Ferai Tınç: Teknik hata Avrupa'nın bilinçaltında mı?

Ferai TINÇ
Haberin Devamı

KRAKOW

O mekan, üzerinde durduğum yeryüzü noktası gerçeğin -anlık da olsa- insanın akıl gözü önünde açılıverdiği ender noktalardan biriydi.

650 yıllık katedralin duvarları arasından karşıma çıkan Hz. İsa heykelinin tam önündeydim.

Günlerden cumartesi. Ve ben önde gelen aday ülkeler arasında bulunan Polonya'nın Avrupa'ya nasıl hazırlandığını öğrenmek için buradayım.

Krakow'daki bu katedralde durduğum noktadan, Hz. İsa'nın ayakları altında mavi taşlarla süslü bir üzenginin asılı durduğunu görüyordum.

Ona bir hediye, acılarını dindirmek için oraya itinayla yerleştirilen bir sunuydu sanki.

At sırtında Avrupa'nın göbeğine uzanan yolculuğun görmüş geçirmişliğini taşıyan bu gümüş üzengi, Viyana kuşatması komutanı Vezir Kara Mustafa Paşa'ya aitti.

Avrupa'nın Müslümanlaştırılmaktan kurtuluşunun sembolü gibi duruyor, Polonyalılar 1683'te Viyana'da Avrupa'nın yardımına koşan Kralları Jean Sobieski ile gurur duyuyordu.

Avrupa Birliği'ne tam üyeliğin doğal hakları olduğunu söylerken de tarihi rollerini hatırlatıyor, Avrupa bilinçaltına sesleniyorlardı.

* * *

KUTSAL topraklara ulaşma hevesleri suya düşen Avrupa, pagan coğrafyasını din değiştirip Hıristiyanlığın merkezi haline getirene kadar az uğraşmadı.

Krakow'da, cumartesi günü Wawel Kalesi içindeki Katedral'de ve Kral Sarayı'nda ‘Viyana ganimetleri’nin önünde kalakaldım.

İpek sancakları, sahiplerinin ruhları için dua ettiğim kılıçları, tüfekleri, deri kollukları dakikalarca izledim.

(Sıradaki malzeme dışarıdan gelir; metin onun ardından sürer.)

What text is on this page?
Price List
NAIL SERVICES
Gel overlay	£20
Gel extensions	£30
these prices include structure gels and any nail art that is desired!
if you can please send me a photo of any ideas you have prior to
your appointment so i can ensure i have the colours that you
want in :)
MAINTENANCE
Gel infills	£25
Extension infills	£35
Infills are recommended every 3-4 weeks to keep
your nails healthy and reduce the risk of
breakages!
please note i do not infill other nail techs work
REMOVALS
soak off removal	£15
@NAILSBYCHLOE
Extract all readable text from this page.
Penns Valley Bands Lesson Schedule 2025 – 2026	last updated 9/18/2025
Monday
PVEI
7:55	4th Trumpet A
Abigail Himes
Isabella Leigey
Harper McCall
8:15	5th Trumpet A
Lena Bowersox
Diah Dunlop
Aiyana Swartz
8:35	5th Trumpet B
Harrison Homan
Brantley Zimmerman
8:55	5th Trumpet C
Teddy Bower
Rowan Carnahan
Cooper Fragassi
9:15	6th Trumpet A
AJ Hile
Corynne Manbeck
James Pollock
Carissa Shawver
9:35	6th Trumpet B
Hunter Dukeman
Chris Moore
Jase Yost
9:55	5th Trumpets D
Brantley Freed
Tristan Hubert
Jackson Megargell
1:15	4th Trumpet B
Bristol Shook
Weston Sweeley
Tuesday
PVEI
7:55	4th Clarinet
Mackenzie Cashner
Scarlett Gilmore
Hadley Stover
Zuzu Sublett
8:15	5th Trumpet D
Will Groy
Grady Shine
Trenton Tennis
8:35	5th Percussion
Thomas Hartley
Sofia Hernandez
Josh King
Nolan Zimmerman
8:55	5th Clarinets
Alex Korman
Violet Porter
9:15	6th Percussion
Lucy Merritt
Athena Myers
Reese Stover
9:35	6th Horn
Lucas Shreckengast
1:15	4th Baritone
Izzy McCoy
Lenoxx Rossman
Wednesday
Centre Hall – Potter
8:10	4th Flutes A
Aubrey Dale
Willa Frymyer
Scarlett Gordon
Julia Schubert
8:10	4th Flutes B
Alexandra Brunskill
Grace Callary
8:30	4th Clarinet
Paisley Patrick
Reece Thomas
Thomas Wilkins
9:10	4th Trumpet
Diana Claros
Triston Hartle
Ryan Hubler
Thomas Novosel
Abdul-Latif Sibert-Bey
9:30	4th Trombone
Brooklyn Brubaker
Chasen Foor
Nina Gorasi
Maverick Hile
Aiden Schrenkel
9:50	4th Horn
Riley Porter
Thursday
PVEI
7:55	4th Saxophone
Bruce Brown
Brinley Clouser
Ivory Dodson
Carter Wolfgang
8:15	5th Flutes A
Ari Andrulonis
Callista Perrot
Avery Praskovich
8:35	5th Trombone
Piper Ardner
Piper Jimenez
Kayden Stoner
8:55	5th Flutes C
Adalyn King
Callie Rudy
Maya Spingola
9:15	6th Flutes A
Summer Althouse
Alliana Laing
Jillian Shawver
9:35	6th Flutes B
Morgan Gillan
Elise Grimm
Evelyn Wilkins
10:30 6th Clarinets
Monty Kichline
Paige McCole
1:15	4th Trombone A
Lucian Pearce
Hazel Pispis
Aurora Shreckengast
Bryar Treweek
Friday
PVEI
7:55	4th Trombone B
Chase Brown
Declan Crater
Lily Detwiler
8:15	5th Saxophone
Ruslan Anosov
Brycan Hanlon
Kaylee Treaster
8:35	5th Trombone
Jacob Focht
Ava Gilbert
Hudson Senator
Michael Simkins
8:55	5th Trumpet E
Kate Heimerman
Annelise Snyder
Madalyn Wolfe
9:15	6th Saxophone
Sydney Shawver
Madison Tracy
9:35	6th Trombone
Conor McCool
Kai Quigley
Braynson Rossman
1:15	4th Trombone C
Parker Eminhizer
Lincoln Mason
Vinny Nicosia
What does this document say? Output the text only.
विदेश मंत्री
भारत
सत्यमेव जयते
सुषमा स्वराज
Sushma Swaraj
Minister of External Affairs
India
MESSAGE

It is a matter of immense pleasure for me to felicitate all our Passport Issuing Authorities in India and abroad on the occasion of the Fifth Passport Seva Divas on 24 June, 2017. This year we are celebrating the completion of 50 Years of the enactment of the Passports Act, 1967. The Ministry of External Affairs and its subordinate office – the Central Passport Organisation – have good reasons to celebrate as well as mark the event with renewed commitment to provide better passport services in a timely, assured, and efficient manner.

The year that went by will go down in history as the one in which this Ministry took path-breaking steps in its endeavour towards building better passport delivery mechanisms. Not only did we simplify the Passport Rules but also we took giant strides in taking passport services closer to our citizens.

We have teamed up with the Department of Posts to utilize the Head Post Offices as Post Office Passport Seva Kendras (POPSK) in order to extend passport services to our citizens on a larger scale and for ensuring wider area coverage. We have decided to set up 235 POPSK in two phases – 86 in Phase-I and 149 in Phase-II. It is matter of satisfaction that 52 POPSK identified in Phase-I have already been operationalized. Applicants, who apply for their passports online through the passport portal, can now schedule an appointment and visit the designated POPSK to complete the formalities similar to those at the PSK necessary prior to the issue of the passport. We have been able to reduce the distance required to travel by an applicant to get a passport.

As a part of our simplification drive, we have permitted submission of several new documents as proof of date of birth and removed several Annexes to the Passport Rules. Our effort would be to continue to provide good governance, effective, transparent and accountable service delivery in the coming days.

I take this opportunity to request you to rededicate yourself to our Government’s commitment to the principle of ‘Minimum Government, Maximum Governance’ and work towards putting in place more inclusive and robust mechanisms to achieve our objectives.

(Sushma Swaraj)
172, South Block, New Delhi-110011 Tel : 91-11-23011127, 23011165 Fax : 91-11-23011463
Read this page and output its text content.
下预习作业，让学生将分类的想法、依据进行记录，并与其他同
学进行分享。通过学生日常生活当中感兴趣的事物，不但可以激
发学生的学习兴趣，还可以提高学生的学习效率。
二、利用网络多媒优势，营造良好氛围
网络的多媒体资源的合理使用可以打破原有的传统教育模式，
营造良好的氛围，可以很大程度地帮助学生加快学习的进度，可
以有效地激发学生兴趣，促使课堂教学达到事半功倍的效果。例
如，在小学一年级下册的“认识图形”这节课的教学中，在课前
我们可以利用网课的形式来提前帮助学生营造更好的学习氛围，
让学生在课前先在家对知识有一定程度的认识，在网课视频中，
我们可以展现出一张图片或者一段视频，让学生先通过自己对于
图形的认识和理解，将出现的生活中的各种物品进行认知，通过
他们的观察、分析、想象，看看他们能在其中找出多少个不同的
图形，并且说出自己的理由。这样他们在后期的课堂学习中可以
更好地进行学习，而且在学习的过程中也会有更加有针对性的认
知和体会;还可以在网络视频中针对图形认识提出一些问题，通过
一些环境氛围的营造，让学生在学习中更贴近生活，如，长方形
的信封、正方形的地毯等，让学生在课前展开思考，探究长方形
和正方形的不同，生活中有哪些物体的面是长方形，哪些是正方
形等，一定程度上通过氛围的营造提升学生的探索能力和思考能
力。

PKK'ya yazılan mektup, Katılım Ortaklığı Belgesi'ndeki sokuşturmalar, işi yokuşa sürmelerin ve ‘teknik hata’ rezilliklerinin bilinçaltını gördüm.

Avrupa'nın değiştirmek zorunda olduğunu çok iyi bildiği, ama üstesinden gelemediği bin yıllık bilinçaltı.

* * *

BİZ, din düşmanlığına dayalı bilinçaltı yükünden kurtulma kararını Avrupalılaşma adımıyla verdik.

Türkiye'yi coğrafyası içine dahil etme noktasına bir yıl önce zar zor gelebilen Avrupa'dan 200 yıl önde bu bilinçaltı.

O yüzden de işimiz daha zor, sorumluluğumuz daha büyük.

Kültürlerin bir arada gelişip serpildiği bir dünyadan Avrupa söz ediyor, ama Türkiye olmadan bu projeyi tek başına hayata geçiremez.

Türkiye'siz genişleme projesi Avrupa için kendisini hapsedeceği yeni kaleler demek olacaktır.

Birlikte bir dünya kurulacak.

İster ilahi bir görev, ister tarihin akışı deyin. Bu yeni dünyanın kurulmasında Türkiye'ye, Avrupa'nın bilinçaltı tutsaklığını kırmak düşüyor.

Bunun yolu, Avrupa'ya kendimizi anlatmaktan, doğruları dan dan söyleyerek, mücadeleyse mücadeleyle, tatlılıksa tatlılıkla ama hiç yorulmadan, hiç bıkmadan anlatmaktan geçiyor.

Atlarla aşılan yolların geri dönüşü oluyor.

Ama akılla geçilenler ileri gidiyor.